The 1966 model year saw major changes at Lincoln. The sharp new design was approved and brought into production with a new 340-horsepower, 462-cubic-inch V-8 engine lurking under a longer hood. In 1965, the 430-cid engine, which dated back to 1958, cranked out 320 horses.
Also in the driveline, a new rubber-cushioned 3.75-inch diameter driveshaft, with a constant-velocity universal joint at each end, transmitted power from the "completely new" Twin-Range Turbo-Drive transmission to the rear wheels. It had two "Drive" ranges, one that started in first gear, another that started out in second (useful in slippery conditions). The standard rear axle received a quieter and more economical 2.80:1 final drive ratio, with 3.00:1 optional for a quicker getaway.

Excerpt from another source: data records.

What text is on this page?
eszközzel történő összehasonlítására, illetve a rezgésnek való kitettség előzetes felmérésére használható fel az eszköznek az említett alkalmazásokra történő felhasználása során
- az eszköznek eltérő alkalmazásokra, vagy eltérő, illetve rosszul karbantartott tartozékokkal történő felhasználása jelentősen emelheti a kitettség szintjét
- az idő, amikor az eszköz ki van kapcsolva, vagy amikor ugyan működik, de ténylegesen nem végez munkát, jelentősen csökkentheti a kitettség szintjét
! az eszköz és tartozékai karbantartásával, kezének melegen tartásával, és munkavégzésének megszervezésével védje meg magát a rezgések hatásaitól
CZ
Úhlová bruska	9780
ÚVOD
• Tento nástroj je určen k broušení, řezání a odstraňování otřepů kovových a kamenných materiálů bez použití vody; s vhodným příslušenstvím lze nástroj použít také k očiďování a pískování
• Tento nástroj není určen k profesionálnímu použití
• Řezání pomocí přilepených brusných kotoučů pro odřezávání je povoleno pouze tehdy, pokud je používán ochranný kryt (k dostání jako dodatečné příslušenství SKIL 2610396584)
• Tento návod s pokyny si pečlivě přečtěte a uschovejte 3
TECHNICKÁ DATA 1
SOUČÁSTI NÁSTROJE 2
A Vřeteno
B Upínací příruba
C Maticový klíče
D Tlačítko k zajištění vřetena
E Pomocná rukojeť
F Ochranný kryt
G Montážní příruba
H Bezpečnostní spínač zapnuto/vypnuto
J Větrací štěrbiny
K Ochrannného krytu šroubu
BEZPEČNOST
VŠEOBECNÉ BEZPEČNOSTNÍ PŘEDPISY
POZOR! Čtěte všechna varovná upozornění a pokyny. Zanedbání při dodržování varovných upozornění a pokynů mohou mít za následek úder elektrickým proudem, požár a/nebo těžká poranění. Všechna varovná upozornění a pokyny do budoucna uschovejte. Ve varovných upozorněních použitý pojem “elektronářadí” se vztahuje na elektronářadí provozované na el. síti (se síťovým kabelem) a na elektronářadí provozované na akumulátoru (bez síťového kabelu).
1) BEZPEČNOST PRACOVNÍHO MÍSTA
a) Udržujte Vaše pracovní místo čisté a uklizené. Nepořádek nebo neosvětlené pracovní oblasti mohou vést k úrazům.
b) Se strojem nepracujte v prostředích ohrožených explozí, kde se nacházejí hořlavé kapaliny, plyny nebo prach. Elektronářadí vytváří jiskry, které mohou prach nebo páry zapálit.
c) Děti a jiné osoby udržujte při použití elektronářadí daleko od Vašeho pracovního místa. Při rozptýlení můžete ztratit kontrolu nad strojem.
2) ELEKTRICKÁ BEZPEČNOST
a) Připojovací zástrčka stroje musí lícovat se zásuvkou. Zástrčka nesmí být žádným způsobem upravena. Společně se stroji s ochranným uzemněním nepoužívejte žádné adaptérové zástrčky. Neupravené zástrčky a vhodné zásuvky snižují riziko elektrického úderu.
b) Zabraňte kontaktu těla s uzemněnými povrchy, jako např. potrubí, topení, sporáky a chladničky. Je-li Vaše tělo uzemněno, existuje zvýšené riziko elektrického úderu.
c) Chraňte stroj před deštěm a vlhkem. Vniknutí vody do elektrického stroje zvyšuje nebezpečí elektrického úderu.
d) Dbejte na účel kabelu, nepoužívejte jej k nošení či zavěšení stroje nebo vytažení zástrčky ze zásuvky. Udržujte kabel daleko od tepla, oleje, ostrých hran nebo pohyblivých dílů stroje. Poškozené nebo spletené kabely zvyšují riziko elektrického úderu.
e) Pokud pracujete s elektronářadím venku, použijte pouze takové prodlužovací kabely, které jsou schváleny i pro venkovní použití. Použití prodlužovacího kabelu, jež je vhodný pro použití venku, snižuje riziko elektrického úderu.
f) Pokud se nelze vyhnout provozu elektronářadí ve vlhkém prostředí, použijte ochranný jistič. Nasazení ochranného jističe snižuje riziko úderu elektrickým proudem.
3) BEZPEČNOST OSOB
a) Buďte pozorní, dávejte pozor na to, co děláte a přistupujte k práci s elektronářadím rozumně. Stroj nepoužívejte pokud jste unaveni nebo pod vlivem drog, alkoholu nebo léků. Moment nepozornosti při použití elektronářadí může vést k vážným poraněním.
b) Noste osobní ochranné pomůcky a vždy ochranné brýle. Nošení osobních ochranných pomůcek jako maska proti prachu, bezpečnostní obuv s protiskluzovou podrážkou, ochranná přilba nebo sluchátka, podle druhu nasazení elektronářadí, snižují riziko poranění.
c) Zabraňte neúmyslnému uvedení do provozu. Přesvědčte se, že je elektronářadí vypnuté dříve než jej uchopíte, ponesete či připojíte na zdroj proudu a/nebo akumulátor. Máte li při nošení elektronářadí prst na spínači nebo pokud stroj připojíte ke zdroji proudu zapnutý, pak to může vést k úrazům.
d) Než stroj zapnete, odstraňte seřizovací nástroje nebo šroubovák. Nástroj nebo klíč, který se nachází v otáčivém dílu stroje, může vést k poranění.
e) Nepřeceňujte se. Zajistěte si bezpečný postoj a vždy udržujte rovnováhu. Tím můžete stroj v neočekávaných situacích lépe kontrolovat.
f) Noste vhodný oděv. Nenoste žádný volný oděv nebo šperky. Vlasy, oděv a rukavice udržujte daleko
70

Previous models of the Continental had used rubber bushings for the upper control arm anchor points of the front suspension. This year nylon sleeves were added to the bushing, for durability and improved ride.
Using its own matched carburetor, each engine was operated by robot controls on hot-test stands to optimize break in. Every 10 to 20 minutes of this period the robot changed the throttle settings until it was time to gradually increase the throttle to the maximum programmed standard. Then the throttle was backed off in increments before being returned to maximum once again.
After this run, the oil pan was removed for internal inspection. Dental mirrors were used to inspect cylinder bores and bearings. Adjustments and alterations were then made as needed before the engine was run yet again.
A similar test was made for transmissions. After the engine was mounted in the assembled automobile, a one-and-a-half hour final inspection was made of the entire car, including "the unique 12-mih road test that every Continental must pass on 189 counts before it is approved for delivery." Any necessary final fixes were made before shipment to the dealer. The various factory tests and adjustments made the usual 1,000-mile inspection unnecessary.
All Lincoln Continentals were manufactured at the Wixom, Michigan, plant where Ford proudly pointed out that it took at least four days to build each of these luxury cars. A car started on Monday morning would usually be completed by Thursday afternoon. The first two days were spent building the magnificent unit-body, a painstaking process beginning with welding the sheetmetal body panels in bucks, progressing through a phosphating process to painting.
In the area of the plant where such items as hardware, electrical circuits trim, and some optional equipment were installed, there were no continuous conveyers. A car was moved through this portion of the plant only after work was satisfactorily completed and approved for the next step of production.
For the first time since 1960, a two-door hardtop version of the Lincoln was produced, but because this wasn't just any coupe, Lincoln dubbed it "Coupe." Cadillac had offered a two-door hardtop ever since the debut of the Coupe de Ville in 1949. Lincoln wanted to recapture some of that market, claiming for itself drivers who might otherwise end up buying a Caddy.
Nearly 16,000 Coupes were sold in 1966, about five times the number of drop-tops, of which only 3,180 were built. Unfortunately, 1967 would be the last year for Lincoln's unique convertible sedan.